With the advent of high-speed data transmission systems, various technologies have emerged to provide increased reliability and robustness of the data transmitted and received. One technique that is commonly used to accomplish this is trellis coded modulation (“TCM”), where such data is trellis encoded and then mapped or modulated onto any of various, standardized signaling formats or constellations for transmission, such as pulse amplitude modulation (“PAM”) or quadrature amplitude modulation (“QAM”).
To simultaneously achieve both coding gain and decision feedback equalization performance, such data for transmission also may be “precoded” (known as Tomlinson-Harashima (“Tomlinson”) precoding), to provide a pre-equalization functionality prior to data transmission. For such precoding, a reciprocal training mode is utilized between two data communication devices (“DCDs”) which are in communication with each other through a communication channel. In this training mode, an equalizer within the receiver of each DCD determines a plurality of linear filter coefficients to, among other things, correct for various channel impairments, such as varying frequency responses and various types of noise. Each given DCD then transmits its own, individually determined equalization coefficients, referred to in the art as “Tomlinson” or “Tomlinson-Harashima” coefficients, to the other DCD, such that the other DCD then may utilize these coefficients in its transmission of data to the given DCD.
Different equalization and precoding schemes have been utilized or are being proposed for precoding in various high-speed data transmission systems, and are being included as recommendations or standards, such as the T1.418 standard accredited by the American National Standards Institute (“ANSI”). For example, for communication systems such as high bit rate digital subscriber line (“HDSL”) systems, no precoding is utilized, while for the next or second generation HDSL as proposed in the ANSI T1.418 standard, generally referred to as “HDSL2”, Tomlinson-Harashima precoding is utilized. Tomlinson-Harashima precoding schemes are also utilized for systems such as G.shdsl of the International Telecommunications Union (“ITU”) recommendation G.991.2 and some other forms of digital subscriber line systems generally referred to as “xDSL”.
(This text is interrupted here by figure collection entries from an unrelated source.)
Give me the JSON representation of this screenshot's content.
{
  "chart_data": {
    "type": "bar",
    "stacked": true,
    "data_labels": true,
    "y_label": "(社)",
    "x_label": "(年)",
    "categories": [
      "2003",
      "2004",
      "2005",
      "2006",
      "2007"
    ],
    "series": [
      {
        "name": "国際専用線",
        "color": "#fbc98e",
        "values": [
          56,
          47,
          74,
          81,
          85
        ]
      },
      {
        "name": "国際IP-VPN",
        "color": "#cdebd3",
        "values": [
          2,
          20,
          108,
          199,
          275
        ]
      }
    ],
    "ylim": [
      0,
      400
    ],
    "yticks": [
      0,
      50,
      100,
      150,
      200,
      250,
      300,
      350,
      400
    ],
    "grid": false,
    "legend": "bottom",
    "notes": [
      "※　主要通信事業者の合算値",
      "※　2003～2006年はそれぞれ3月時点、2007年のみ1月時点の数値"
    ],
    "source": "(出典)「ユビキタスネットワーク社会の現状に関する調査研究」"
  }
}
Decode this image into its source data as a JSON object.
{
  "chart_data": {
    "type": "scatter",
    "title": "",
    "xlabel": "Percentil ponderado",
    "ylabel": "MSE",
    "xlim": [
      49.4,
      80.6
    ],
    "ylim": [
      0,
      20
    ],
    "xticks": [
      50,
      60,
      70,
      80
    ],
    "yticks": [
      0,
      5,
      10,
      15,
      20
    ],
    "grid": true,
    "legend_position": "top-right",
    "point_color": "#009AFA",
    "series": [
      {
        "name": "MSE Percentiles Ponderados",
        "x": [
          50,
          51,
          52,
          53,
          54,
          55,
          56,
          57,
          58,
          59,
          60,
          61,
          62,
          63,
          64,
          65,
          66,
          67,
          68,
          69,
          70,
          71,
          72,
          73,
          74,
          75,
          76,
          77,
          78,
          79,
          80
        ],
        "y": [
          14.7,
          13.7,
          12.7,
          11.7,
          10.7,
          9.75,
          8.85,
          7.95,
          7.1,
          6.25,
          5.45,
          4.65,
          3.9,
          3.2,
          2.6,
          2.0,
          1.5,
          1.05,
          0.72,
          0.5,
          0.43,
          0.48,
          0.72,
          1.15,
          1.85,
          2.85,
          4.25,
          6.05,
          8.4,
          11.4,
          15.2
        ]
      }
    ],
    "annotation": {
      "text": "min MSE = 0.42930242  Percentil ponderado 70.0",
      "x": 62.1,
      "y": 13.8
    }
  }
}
Particular difficulties arise in high speed data transmission in environments such as xDSL, due to, among other things, the use of cables comprised of many sets of twisted pair wires, in which a single twisted pair (two wires) is used for full duplex transmission over a given communication channel. In some environments, the noise power spectral density may be substantially “white”, with noise power distributed rather flatly across the frequency spectrum. For environments such as xDSL, however, with as many as fifty twisted pairs of lines providing service, cross-talk impairments become very significant, with significant correlated noise, and having a noise power distributed very unevenly across the frequency spectrum. For example, for xDSL environments, data reception includes not only reception of a transmitted signal, but also reception of as many as 49 crosstalk noise contributions and other noise couplings between the various pairs of wires. In addition, there is a significant variability in the types of anticipated crosstalk. This potential correlated noise poses various unique problems for accurate data transmission and reception.
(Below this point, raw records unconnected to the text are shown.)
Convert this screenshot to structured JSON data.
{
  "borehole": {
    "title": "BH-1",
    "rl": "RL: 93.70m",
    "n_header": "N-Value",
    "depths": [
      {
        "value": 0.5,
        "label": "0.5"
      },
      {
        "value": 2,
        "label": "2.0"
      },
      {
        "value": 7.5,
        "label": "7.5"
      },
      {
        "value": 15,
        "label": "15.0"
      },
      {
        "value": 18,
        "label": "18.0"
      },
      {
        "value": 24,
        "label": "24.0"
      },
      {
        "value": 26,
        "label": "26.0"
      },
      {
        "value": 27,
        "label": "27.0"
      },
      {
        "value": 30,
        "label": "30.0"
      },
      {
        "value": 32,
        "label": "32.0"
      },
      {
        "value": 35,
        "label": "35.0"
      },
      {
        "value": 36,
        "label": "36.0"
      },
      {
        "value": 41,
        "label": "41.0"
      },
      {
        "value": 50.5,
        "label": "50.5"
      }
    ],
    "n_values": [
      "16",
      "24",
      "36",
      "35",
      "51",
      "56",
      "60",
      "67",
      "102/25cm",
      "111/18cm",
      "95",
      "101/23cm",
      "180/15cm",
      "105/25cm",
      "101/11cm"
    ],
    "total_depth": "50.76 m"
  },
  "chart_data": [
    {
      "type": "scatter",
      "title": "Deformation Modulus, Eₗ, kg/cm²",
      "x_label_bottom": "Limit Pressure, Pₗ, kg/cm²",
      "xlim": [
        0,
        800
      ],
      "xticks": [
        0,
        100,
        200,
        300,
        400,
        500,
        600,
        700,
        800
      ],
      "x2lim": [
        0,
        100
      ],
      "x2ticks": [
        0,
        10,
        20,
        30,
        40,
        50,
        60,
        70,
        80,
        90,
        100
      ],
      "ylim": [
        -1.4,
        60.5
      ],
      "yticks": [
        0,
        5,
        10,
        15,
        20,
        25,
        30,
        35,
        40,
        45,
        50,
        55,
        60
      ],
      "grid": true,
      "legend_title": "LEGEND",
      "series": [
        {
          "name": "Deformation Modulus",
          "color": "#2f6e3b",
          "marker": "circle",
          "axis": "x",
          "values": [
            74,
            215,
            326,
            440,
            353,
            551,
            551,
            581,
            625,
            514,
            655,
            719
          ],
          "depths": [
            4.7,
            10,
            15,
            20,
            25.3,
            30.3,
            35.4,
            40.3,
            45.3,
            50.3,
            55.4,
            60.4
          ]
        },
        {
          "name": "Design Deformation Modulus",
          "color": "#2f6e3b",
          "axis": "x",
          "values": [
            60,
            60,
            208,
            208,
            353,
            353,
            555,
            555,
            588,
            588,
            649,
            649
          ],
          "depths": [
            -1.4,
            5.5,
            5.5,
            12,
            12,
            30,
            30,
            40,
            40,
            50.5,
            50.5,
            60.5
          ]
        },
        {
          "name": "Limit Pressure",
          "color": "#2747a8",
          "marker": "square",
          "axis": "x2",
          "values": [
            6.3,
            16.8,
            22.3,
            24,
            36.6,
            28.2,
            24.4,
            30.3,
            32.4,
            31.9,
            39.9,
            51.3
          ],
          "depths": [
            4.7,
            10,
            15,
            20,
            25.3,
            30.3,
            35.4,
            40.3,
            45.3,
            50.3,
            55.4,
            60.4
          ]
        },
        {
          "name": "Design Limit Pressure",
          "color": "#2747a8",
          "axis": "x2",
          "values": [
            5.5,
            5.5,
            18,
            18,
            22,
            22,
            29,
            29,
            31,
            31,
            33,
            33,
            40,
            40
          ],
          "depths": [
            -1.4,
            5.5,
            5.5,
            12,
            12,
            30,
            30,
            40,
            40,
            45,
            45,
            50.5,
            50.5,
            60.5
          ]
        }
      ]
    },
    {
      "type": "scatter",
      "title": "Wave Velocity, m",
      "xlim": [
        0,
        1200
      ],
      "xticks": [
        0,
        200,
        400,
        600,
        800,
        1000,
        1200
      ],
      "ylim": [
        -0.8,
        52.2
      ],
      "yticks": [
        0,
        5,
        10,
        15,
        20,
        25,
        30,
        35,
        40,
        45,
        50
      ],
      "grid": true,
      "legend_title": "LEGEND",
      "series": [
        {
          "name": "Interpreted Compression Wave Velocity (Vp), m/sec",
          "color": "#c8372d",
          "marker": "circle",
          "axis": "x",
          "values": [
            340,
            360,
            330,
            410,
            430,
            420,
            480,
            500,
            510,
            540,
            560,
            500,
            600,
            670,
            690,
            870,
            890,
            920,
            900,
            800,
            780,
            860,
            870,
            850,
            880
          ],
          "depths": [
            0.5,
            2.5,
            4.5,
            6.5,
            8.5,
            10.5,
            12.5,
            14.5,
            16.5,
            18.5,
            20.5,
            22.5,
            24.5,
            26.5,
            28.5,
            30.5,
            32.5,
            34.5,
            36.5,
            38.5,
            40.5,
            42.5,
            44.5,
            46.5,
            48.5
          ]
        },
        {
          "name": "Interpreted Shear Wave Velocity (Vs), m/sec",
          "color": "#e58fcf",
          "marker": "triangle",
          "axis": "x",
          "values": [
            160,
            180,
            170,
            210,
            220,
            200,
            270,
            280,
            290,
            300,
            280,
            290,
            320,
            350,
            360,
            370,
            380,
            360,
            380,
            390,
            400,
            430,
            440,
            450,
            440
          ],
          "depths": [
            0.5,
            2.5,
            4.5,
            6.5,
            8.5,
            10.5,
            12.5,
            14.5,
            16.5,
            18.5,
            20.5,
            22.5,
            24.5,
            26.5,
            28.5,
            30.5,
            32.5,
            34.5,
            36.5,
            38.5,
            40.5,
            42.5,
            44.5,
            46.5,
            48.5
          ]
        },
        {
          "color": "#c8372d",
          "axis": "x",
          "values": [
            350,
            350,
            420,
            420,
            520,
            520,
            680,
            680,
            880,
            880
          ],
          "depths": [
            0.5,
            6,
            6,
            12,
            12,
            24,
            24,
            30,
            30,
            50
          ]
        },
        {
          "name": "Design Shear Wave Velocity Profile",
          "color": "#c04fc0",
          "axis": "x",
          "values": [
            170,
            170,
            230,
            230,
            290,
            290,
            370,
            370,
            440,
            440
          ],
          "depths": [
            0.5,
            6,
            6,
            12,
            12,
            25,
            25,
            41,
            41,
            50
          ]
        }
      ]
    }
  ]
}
Another difficulty which arises for noise reduction with xDSL is its use of trellis decoding. Depending upon the depth of the trace or path back through the trellis, such trellis decoding may introduce a significant delay, typically on the order of several (or more) symbol time periods, which cannot be tolerated with prior art noise cancellers or noise predictors. For example, in Gadot et al. U.S. Pat. No. 5,513,216 and Wang U.S. Pat. No. 5,604,769, both entitled “Hybrid Equalizer Arrangement for Use in Data Communications Equipment”, a noise predictor is illustrated for use with an equalizer, during a training mode prior to data transmission, to determine coefficients for transmission-side precoding. Neither the Gadot patent nor the Wang patent, however, illustrate or otherwise disclose how such a noise predictor should be used with a trellis decoder for ongoing adaptation during actual data transmission, particularly in light of the potential delays involved in trellis decoding.
As a consequence, a need remains for an apparatus, method and system for correlated noise reduction or whitening, utilizing a noise predictor which may be implemented as part of or with an equalizer, to substantially reduce correlated or non-white noise in data reception and transmission. Such a noise predictor should be readily adaptive, converging quickly to optimal linear filter values without excessive training time. In addition to providing precoding coefficients, such an apparatus, method and system for correlated noise reduction should also provide adaptive functionality during data transmission, to adjust to potentially changing noise levels and spectral distributions. Such an apparatus, method and system for correlated noise reduction should provide noise whitening during data transmission within a system utilizing a trellis decoder, both with or without transmission-side precoding. Lastly, such a noise predictor should be capable of implementation as a linear adaptive filter.